Question Answering#

Profiles: Project Creator, Search User

This page provides an overview of the Question Answering (QA) feature in Squirro.

Project creators can configure the feature and choose where it’s displayed. Search users can use the feature to discover answers to queries typed as questions.

Reference: For project creator configuration instructions, see How To Use The Question Answering Feature.

Introduction#

Question Answering is a feature that allows users to discover direct answers to questions by phrasing their search query in the form of a question.

In the Cognitive Search template, it can be accessed by clicking the dialogue icon (highlighted in orange) as shown in the example below:

Question Answering

In this example, asking the meaning of FDA and clicking the QA icon provides a result that shows the meaning of FDA is Food and Drug Administration.

Clicking the answer will open the document in the viewer with the passage used to provide the answer highlighted.

Tip: You only need to phrase your query in the form of a question, you do not need to add a question mark (?) at the end of your query.

Note

There will not always be an answer available for your query. The widget’s ability to provide an answer depends both on the question phrasing itself and available information in your project data sources.

Background#

Question Answering is a general-purpose task that consists of answering a question by extracting the answer as a span from a contextual text that is supplied together with the question, as in the following example:

Question: "What color is it?"
Context: "The tomato is red."

Answer: "red"

If the answer cannot be found as part of the context, the question is deemed unanswerable and the answer is an empty string, as in the example:

Question: "What is his nickname?"
Context: "The tomato is red."

Answer: "" (unanswerable)

However, QA is not a closed-book Question Answering model, i.e. it always requires a context that is supplied along with the question that possibly contains the answer for the question which is extractable from the text as a span of words.
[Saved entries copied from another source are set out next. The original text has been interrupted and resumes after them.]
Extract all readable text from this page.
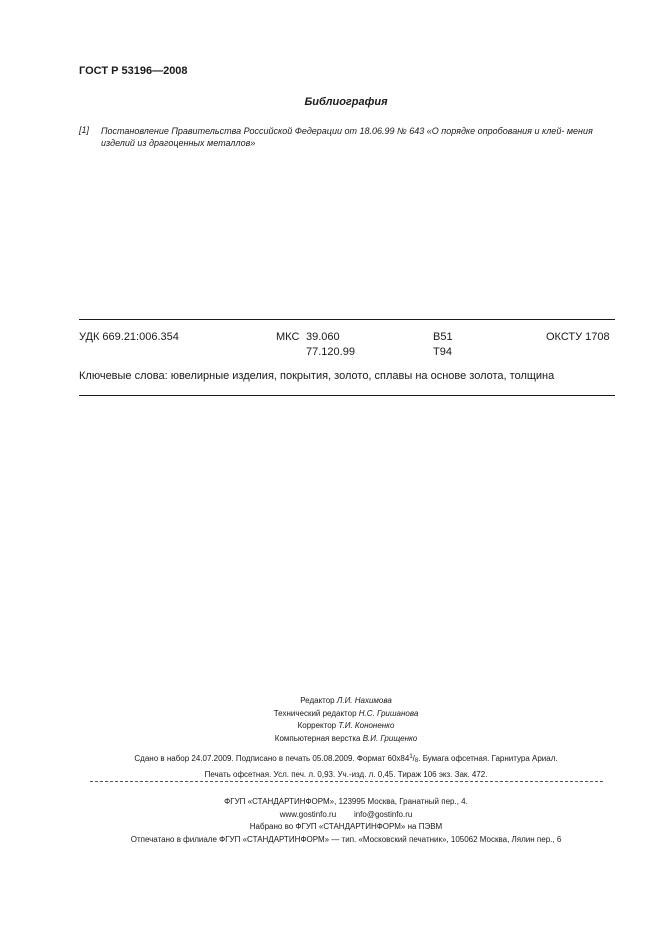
ГОСТ Р 53196—2008
Библиография
[1] Постановление Правительства Российской Федерации от 18.06.99 № 643 «О порядке опробования и клей- мения изделий из драгоценных металлов»
УДК 669.21:006.354	МКС 39.060
77.120.99
В51
Т94
ОКСТУ 1708
Ключевые слова: ювелирные изделия, покрытия, золото, сплавы на основе золота, толщина
Редактор Л.И. Нахимова
Технический редактор Н.С. Гришанова
Корректор Т.И. Кононенко
Компьютерная верстка В.И. Грищенко
Сдано в набор 24.07.2009. Подписано в печать 05.08.2009. Формат $60х84^1/_8$. Бумага офсетная. Гарнитура Ариал.
Печать офсетная. Усл. печ. л. 0,93. Уч.-изд. л. 0,45. Тираж 106 экз. Зак. 472.
ФГУП «СТАНДАРТИНФОРМ», 123995 Москва, Гранатный пер., 4.
www.gostinfo.ru        info@gostinfo.ru
Набрано во ФГУП «СТАНДАРТИНФОРМ» на ПЭВМ
Отпечатано в филиале ФГУП «СТАНДАРТИНФОРМ» — тип. «Московский печатник», 105062 Москва, Лялин пер., 6
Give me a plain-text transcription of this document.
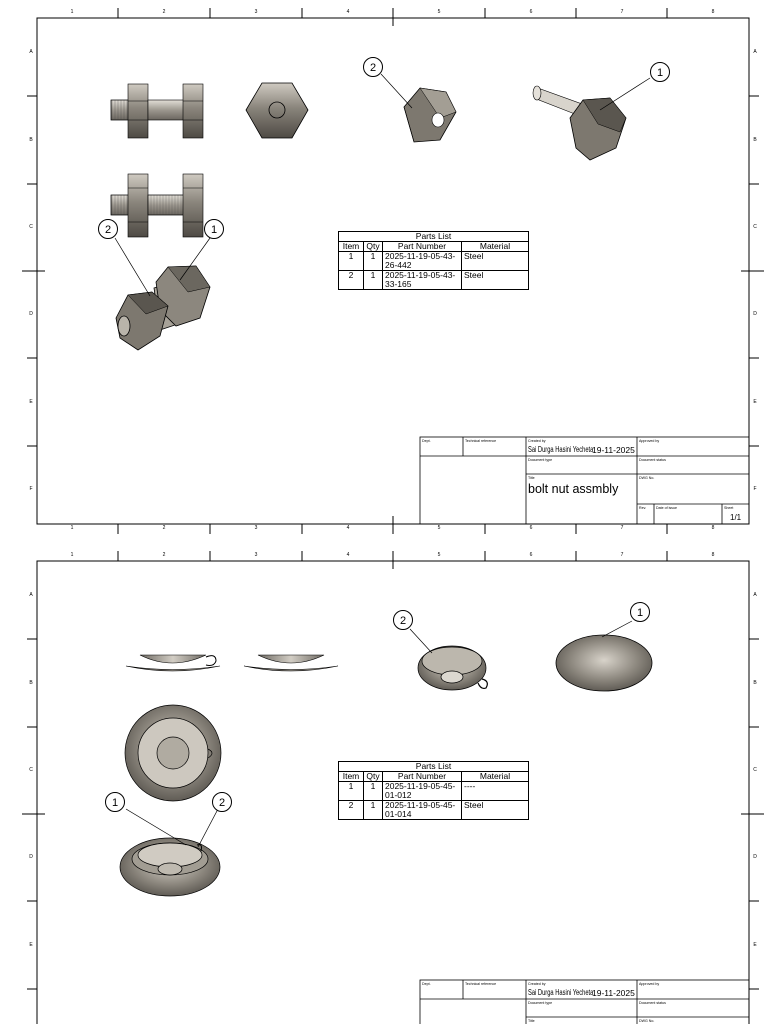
1	2	3	4	5	6	7	8
1	2	3	4	5	6	7	8
A
B
C
D
E
F
A
B
C
D
E
F
2	1
2	1	Parts List			
Item	Qty	Part Number	Material
1	1	2025-11-19-05-43-
26-442	Steel
2	1	2025-11-19-05-43-
33-165	Steel
Dept.	Technical reference	Created by
Sai Durga Hasini Yecheta
19-11-2025
Approved by
Document type	Document status
Title
bolt nut assmbly
DWG No.
Rev.	Date of issue	Sheet
1/1
1	2	3	4	5	6	7	8
A
B
C
D
E
A
B
C
D
E
2
1
1	2
Parts List			
Item	Qty	Part Number	Material
1	1	2025-11-19-05-45-
01-012	----
2	1	2025-11-19-05-45-
01-014	Steel
Dept.	Technical reference	Created by
Sai Durga Hasini Yecheta
19-11-2025
Approved by
Document type	Document status
Title	DWG No.
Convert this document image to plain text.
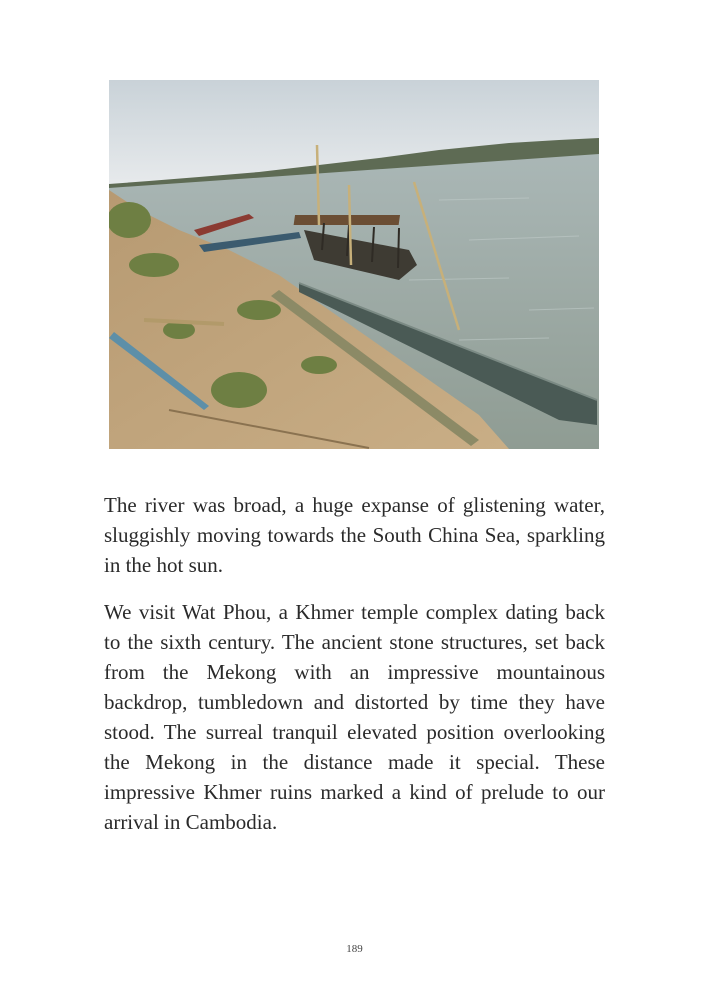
The river was broad, a huge expanse of glistening water, sluggishly moving towards the South China Sea, sparkling in the hot sun.

We visit Wat Phou, a Khmer temple complex dating back to the sixth century. The ancient stone structures, set back from the Mekong with an impressive mountainous backdrop, tumbledown and distorted by time they have stood. The surreal tranquil elevated position overlooking the Mekong in the distance made it special. These impressive Khmer ruins marked a kind of prelude to our arrival in Cambodia.

189
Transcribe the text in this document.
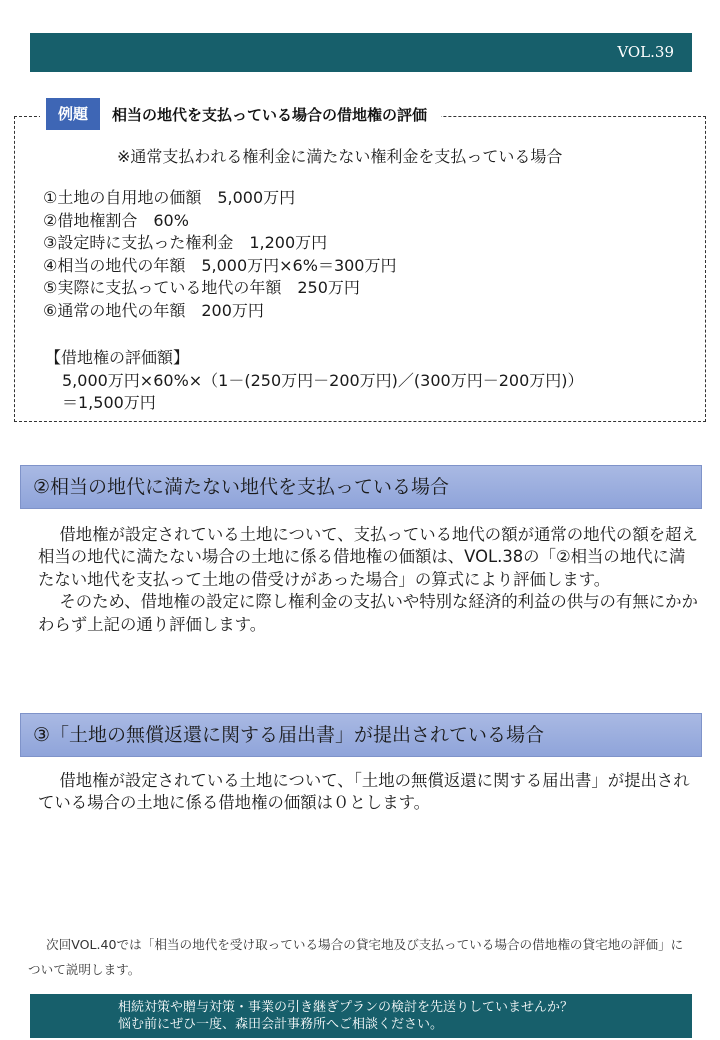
VOL.39
例題	相当の地代を支払っている場合の借地権の評価
※通常支払われる権利金に満たない権利金を支払っている場合
①土地の自用地の価額　5,000万円
②借地権割合　60%
③設定時に支払った権利金　1,200万円
④相当の地代の年額　5,000万円×6%＝300万円
⑤実際に支払っている地代の年額　250万円
⑥通常の地代の年額　200万円
【借地権の評価額】
5,000万円×60%×（1－(250万円－200万円)／(300万円－200万円)）
＝1,500万円
②相当の地代に満たない地代を支払っている場合

借地権が設定されている土地について、支払っている地代の額が通常の地代の額を超え相当の地代に満たない場合の土地に係る借地権の価額は、VOL.38の「②相当の地代に満たない地代を支払って土地の借受けがあった場合」の算式により評価します。

そのため、借地権の設定に際し権利金の支払いや特別な経済的利益の供与の有無にかかわらず上記の通り評価します。

③「土地の無償返還に関する届出書」が提出されている場合

借地権が設定されている土地について、「土地の無償返還に関する届出書」が提出されている場合の土地に係る借地権の価額は０とします。

次回VOL.40では「相当の地代を受け取っている場合の貸宅地及び支払っている場合の借地権の貸宅地の評価」について説明します。
相続対策や贈与対策・事業の引き継ぎプランの検討を先送りしていませんか？
悩む前にぜひ一度、森田会計事務所へご相談ください。
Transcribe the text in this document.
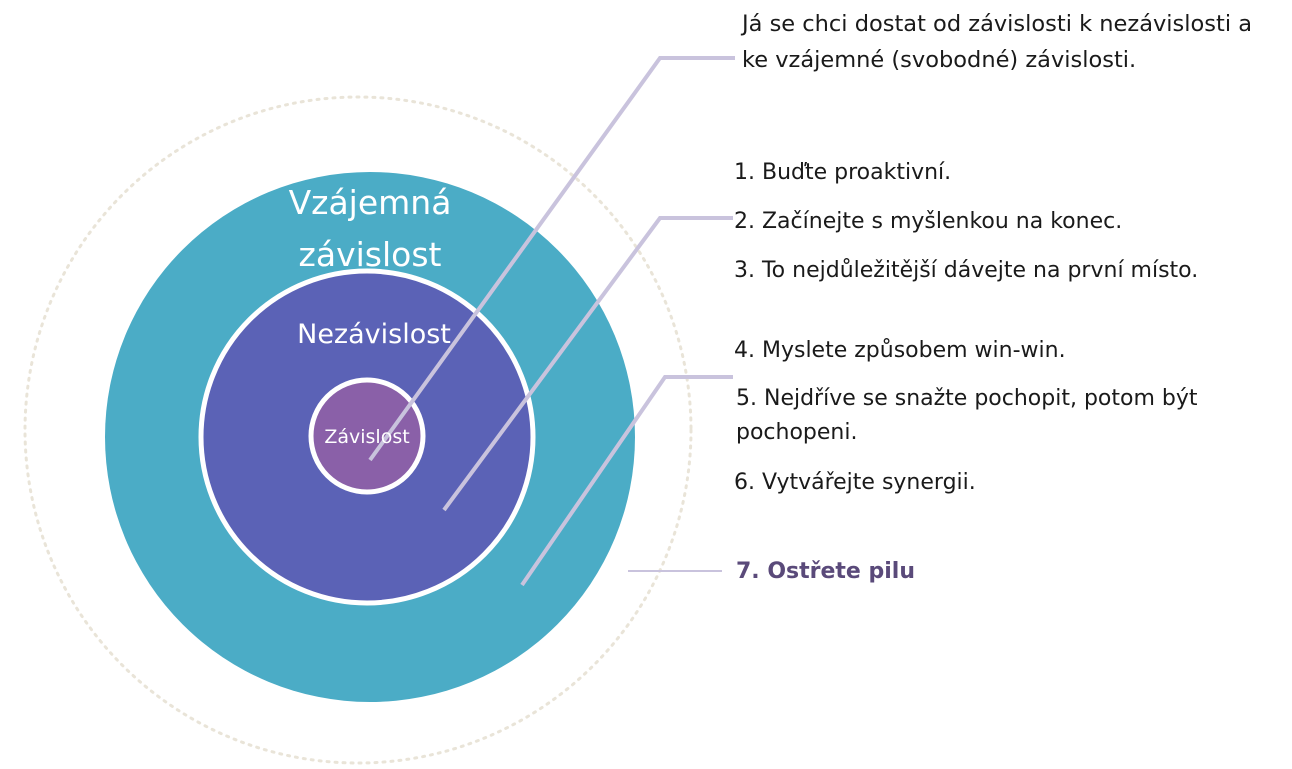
Vzájemná
závislost
Nezávislost
Závislost

Já se chci dostat od závislosti k nezávislosti a ke vzájemné (svobodné) závislosti.

1. Buďte proaktivní.

2. Začínejte s myšlenkou na konec.

3. To nejdůležitější dávejte na první místo.

4. Myslete způsobem win-win.

5. Nejdříve se snažte pochopit, potom být pochopeni.

6. Vytvářejte synergii.

7. Ostřete pilu
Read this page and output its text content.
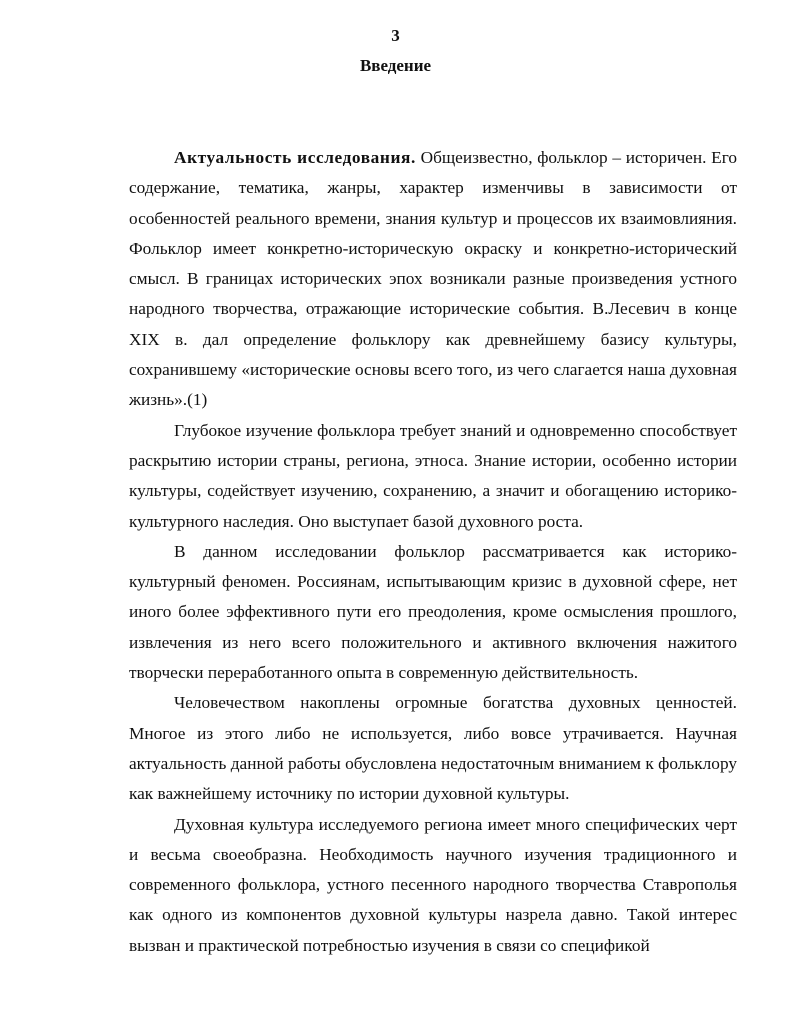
3
Введение

Актуальность исследования. Общеизвестно, фольклор – историчен. Его содержание, тематика, жанры, характер изменчивы в зависимости от особенностей реального времени, знания культур и процессов их взаимовлияния. Фольклор имеет конкретно-историческую окраску и конкретно-исторический смысл. В границах исторических эпох возникали разные произведения устного народного творчества, отражающие исторические события. В.Лесевич в конце XIX в. дал определение фольклору как древнейшему базису культуры, сохранившему «исторические основы всего того, из чего слагается наша духовная жизнь».(1)

Глубокое изучение фольклора требует знаний и одновременно способствует раскрытию истории страны, региона, этноса. Знание истории, особенно истории культуры, содействует изучению, сохранению, а значит и обогащению историко-культурного наследия. Оно выступает базой духовного роста.

В данном исследовании фольклор рассматривается как историко-культурный феномен. Россиянам, испытывающим кризис в духовной сфере, нет иного более эффективного пути его преодоления, кроме осмысления прошлого, извлечения из него всего положительного и активного включения нажитого творчески переработанного опыта в современную действительность.

Человечеством накоплены огромные богатства духовных ценностей. Многое из этого либо не используется, либо вовсе утрачивается. Научная актуальность данной работы обусловлена недостаточным вниманием к фольклору как важнейшему источнику по истории духовной культуры.

Духовная культура исследуемого региона имеет много специфических черт и весьма своеобразна. Необходимость научного изучения традиционного и современного фольклора, устного песенного народного творчества Ставрополья как одного из компонентов духовной культуры назрела давно. Такой интерес вызван и практической потребностью изучения в связи со спецификой
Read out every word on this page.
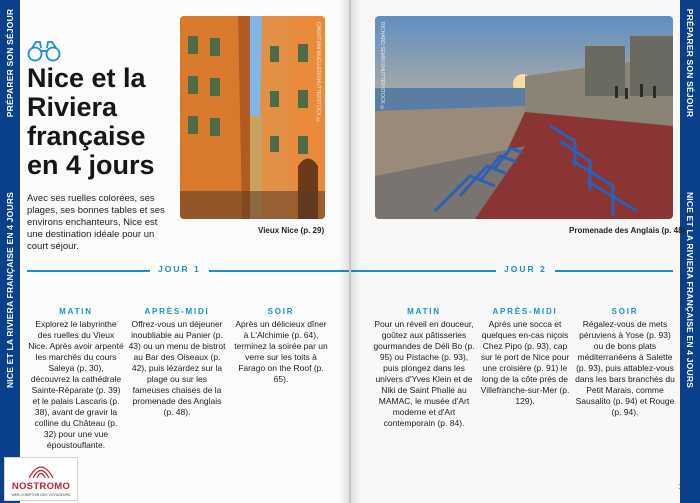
PRÉPARER SON SÉJOUR
NICE ET LA RIVIERA FRANÇAISE EN 4 JOURS
Nice et la Riviera française en 4 jours
Avec ses ruelles colorées, ses plages, ses bonnes tables et ses environs enchanteurs, Nice est une destination idéale pour un court séjour.
CHRISTIAN MUELLER/SHUTTERSTOCK ©
Vieux Nice (p. 29)
JOUR 1
MATIN
Explorez le labyrinthe des ruelles du Vieux Nice. Après avoir arpenté les marchés du cours Saleya (p. 30), découvrez la cathédrale Sainte-Réparate (p. 39) et le palais Lascaris (p. 38), avant de gravir la colline du Château (p. 32) pour une vue époustouflante.
APRÈS-MIDI
Offrez-vous un déjeuner inoubliable au Panier (p. 43) ou un menu de bistrot au Bar des Oiseaux (p. 42), puis lézardez sur la plage ou sur les fameuses chaises de la promenade des Anglais (p. 48).
SOIR
Après un délicieux dîner à L'Alchimie (p. 64), terminez la soirée par un verre sur les toits à Farago on the Roof (p. 65).
NOSTROMO
WEB COMPTOIR DES VOYAGEURS
PRÉPARER SON SÉJOUR
NICE ET LA RIVIERA FRANÇAISE EN 4 JOURS
RICHARD SEMIK/SHUTTERSTOCK ©
Promenade des Anglais (p. 48)
JOUR 2
MATIN
Pour un réveil en douceur, goûtez aux pâtisseries gourmandes de Déli Bo (p. 95) ou Pistache (p. 93), puis plongez dans les univers d'Yves Klein et de Niki de Saint Phalle au MAMAC, le musée d'Art moderne et d'Art contemporain (p. 84).
APRÈS-MIDI
Après une socca et quelques en-cas niçois Chez Pipo (p. 93), cap sur le port de Nice pour une croisière (p. 91) le long de la côte près de Villefranche-sur-Mer (p. 129).
SOIR
Régalez-vous de mets péruviens à Yose (p. 93) ou de bons plats méditerranéens à Salette (p. 93), puis attablez-vous dans les bars branchés du Petit Marais, comme Sausalito (p. 94) et Rouge (p. 94).
17
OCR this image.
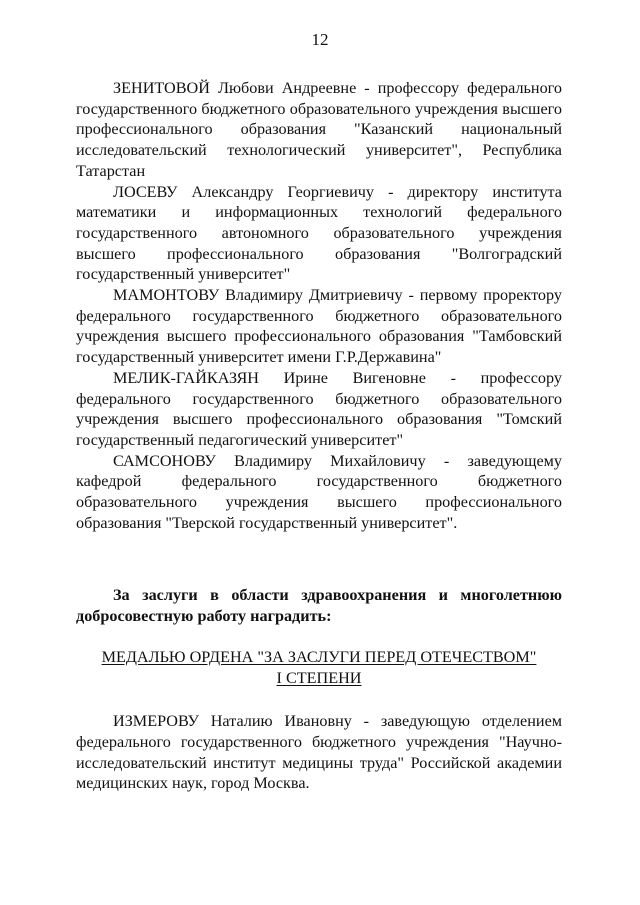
12

ЗЕНИТОВОЙ Любови Андреевне - профессору федерального государственного бюджетного образовательного учреждения высшего профессионального образования "Казанский национальный исследовательский технологический университет", Республика Татарстан

ЛОСЕВУ Александру Георгиевичу - директору института математики и информационных технологий федерального государственного автономного образовательного учреждения высшего профессионального образования "Волгоградский государственный университет"

МАМОНТОВУ Владимиру Дмитриевичу - первому проректору федерального государственного бюджетного образовательного учреждения высшего профессионального образования "Тамбовский государственный университет имени Г.Р.Державина"

МЕЛИК-ГАЙКАЗЯН Ирине Вигеновне - профессору федерального государственного бюджетного образовательного учреждения высшего профессионального образования "Томский государственный педагогический университет"

САМСОНОВУ Владимиру Михайловичу - заведующему кафедрой федерального государственного бюджетного образовательного учреждения высшего профессионального образования "Тверской государственный университет".

За заслуги в области здравоохранения и многолетнюю добросовестную работу наградить:

МЕДАЛЬЮ ОРДЕНА "ЗА ЗАСЛУГИ ПЕРЕД ОТЕЧЕСТВОМ"
I СТЕПЕНИ

ИЗМЕРОВУ Наталию Ивановну - заведующую отделением федерального государственного бюджетного учреждения "Научно-исследовательский институт медицины труда" Российской академии медицинских наук, город Москва.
Furthermore, QA is not a generative Question Answering model, i.e. it can only answer the question verbatim from the context.

Frequently Asked Questions#

Is it necessary to fine-tune a QA model for a specific use-case?#

In general, this is not required. If the questions and context texts are formulated in natural (English) language, the model should be able to predict the answer from the context or say “unanswerable” if the context does not contain an extractable answer.

Only if the target distribution is very different from the training distribution might fine-tuning of a new model be necessary, e.g. if the questions and context are formulated in a different language or if the English terms used are radically different from what might be expected from a natural English speaker.

How many samples are needed for fine-tuning a QA model?#

It is not possible to give a definitive answer to this question, as it depends on many nonlinearly related factors.

However, SQuAD2.0, for example, the de facto standard data set for the training and evaluation of QA models, can serve as a guide.

It contains a total of about 150,000 pairs of questions and corresponding context.

Of these 150,000 samples, about 50,000 questions are unanswerable by the supplied context and require the model to generate no answer predictions.

The dataset is split into a training set, a validation set, and a test set containing 129,941, 6,078, and 5,915 sample pairs, respectively.

Fine-tuning a model to achieve comparable performance to models trained on the SQuAD2.0 task will likely require constructing a dataset with similar properties.

Configuration#

The QA feature can be configured in Setup > Settings > Project Configuration.

Project Configuration topic.search.qa-configuration

Reference: Configuration Schema
pydantic model QAPluginConfig#

Question Answering configuration.

For more information about the Question Answering feature in Squirro see: https://docs.squirro.com/en/latest/technical/search/features/qa.html

Fields:
field abstract_size: int = 5000#

Item abstract size that is used to search for an answer.

field consider_query_type: bool = False#

Take the type of user query into account. Only natural language questions are considered if this option is selected. Otherwise, the query classification is bypassed, and the query is used for question answering, regardless of the predicted question type.

field drop_ratio: int = 0#

How low a score of answers is allowed to fall, compared to the answer with the highest score. If set to 0, the drop ratio is disabled.

field handle_impossible_answer: bool = True#

Handle questions that are impossible to answer.

field lookup_answer_in_top_abstracts: int = 3#

Number of abstracts in the item that are used to search for an answer.

field lookup_answer_in_top_items: int = 3#

Number of items that are used to search for an answer.

field min_query_length: int = 3#

Minimum number of words in a query to be considered for question answering. This rule is bypassed if the query ends with a question mark symbol (?).

field min_score: float = 0.1#

A minimum score returned by the model to consider an answer to be relevant. Threshold can be disabled by setting the option to 0.

field num_answers: int = 3#

Number of returned answers.

field order_answers_by: List[QAScoreField] = [QAScoreField.ES_SCORE, QAScoreField.QA_SCORE]#

What scores are used to order answers. If more than one value is given, the ordering is performed on multiple scores.

field perform_on_languages: List[str] = ['en']#

List of languages in which the question should be asked to search for an answer. To find the answer regardless of the language of the question, set this option to *. By leaving this option empty, search for answers is not performed for any language (QA is disabled).

field use_title_as_fallback: bool = True#

Search for an answer in the title if item abstract is not provided.